IEEE transactions on medical imaging 25 (2006), No.4, pp.417-434
ISSN: 0278-0062
ISSN: 1558-254X
Journal Article
Fraunhofer MEVIS ()
analysis; CT; segmentation; volumetry; lung; lung cancer; cancer; screening; therapy; monitoring; method; algorithm; performance

Volumetric growth assessment of pulmonary lesions is crucial to both lung cancer screening and oncological therapy monitoring. While several methods for small pulmonary nodules have previously been presented, the segmentation of larger tumors that appear frequently in oncological patients and are more likely to be complexly interconnected with lung morphology has not yet received much attention.
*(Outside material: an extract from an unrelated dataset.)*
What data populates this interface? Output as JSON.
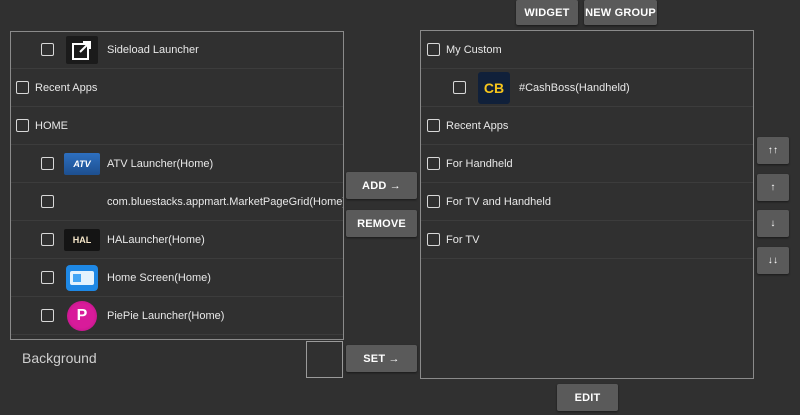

We present a fast, automated segmentation method that is based on morphological processing and is suitable for both small and large lesions. In addition, the proposed approach addresses clinical challenges to volume assessment such as variations in imaging protocol or inspiration state by introducing a method of segmentation-based partial volume analysis (SPVA) that follows on the segmentation procedure. Accuracy and reproducibility studies were performed to evaluate the new algorithms. In vivo interobserver and interscan studies on low-dose data from eight clinical metastasis patients revealed that clinically significant volume change can be detected reliably and with negligible computation time by the presented methods. In addition, phantom studies were conducted. Based on the segmentation performed with the proposed method, the performance of the SPVA volumetry method was compared with the conventional technique on a phantom that was scanned with different dosages and reconstructed with varying parameters. Both systematic and absolute errors were shown to be reduced substantially by the SPVA method. The method was especially successful in accounting for slice thickness and reconstruction kernel variations, where the median error was more than halved in comparison to the conventional approach.